Climate change Sustainable business model ESG integration

A systematic literature review on sustainability issues along the value chain in insurance companies and pension funds

Can the insurance sector truly embed sustainability across its value chain?

Laura Iveth Aburto Barrera and Joël Wagner study how insurance companies address sustainability in their paper "A systematic literature review on sustainability issues along the value chain in insurance companies and pension funds".

They screen 1,731 publications from the Web of Science database up to 2022, retain 51 academic studies, add 23 practitioner reports, and classify everything along a nine-category insurance value chain framework.

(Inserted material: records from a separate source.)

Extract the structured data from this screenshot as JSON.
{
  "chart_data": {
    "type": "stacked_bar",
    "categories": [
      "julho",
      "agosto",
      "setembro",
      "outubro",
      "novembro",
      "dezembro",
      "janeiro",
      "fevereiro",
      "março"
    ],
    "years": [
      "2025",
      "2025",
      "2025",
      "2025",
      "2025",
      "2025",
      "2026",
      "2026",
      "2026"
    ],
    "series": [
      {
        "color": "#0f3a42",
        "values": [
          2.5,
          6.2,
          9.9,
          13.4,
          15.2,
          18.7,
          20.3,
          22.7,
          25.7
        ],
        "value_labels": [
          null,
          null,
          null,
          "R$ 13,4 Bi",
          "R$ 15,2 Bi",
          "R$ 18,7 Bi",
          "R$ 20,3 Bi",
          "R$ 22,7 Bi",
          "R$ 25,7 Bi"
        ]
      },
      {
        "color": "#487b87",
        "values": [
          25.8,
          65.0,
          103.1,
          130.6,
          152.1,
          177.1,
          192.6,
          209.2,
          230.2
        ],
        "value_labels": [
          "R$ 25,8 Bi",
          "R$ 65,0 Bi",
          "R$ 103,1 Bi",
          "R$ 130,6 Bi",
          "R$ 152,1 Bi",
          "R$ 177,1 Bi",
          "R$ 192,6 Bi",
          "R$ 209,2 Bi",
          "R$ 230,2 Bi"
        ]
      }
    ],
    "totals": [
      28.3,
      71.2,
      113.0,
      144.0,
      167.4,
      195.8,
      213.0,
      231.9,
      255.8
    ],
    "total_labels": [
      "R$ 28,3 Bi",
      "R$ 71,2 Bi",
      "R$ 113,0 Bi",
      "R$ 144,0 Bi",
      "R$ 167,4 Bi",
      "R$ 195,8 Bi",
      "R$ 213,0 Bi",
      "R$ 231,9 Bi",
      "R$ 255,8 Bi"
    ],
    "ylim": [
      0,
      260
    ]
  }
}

Their main conclusions include:

  • Risk management and underwriting dominates academic attention with 27 publications, followed by investment management with 22, regulation with 20, sales with 3, and claims management with 2.
  • Claims management, reporting, and client relationships receive substantial attention in the 23 practitioner studies from regulators, actuarial associations, and insurers.
  • Climate change is the second most frequent research topic with 19 occurrences, and social and governance factors are never studied alone in academic work.
  • The economic cost of weather damage could exceed $1 trillion in a single year by 2040, yet only a quarter of European climate-related losses were insured over the past 40 years.
  • Most publications on social and governance factors appeared between 2017 and 2022, mirroring rising regulatory and societal pressure on the sector.
  • Recurring obstacles include the absence of standardised quantitative indicators, unreliable hazard and exposure data, fragmented regulation, and the lack of concrete sustainability roadmaps.

This study suggests practices fall short of the ambition of the Principles for Sustainable Insurance because attention clusters only where climate risk is most visible.

Efforts concentrated in underwriting and investment leave claims handling, sales, and supplier relationships exposed and prevent insurers from adopting a systemic approach to sustainability.

It should be noted that developments since 2022 are not captured, so broader databases and updated screening would show whether claims management and sales remain as neglected as found here.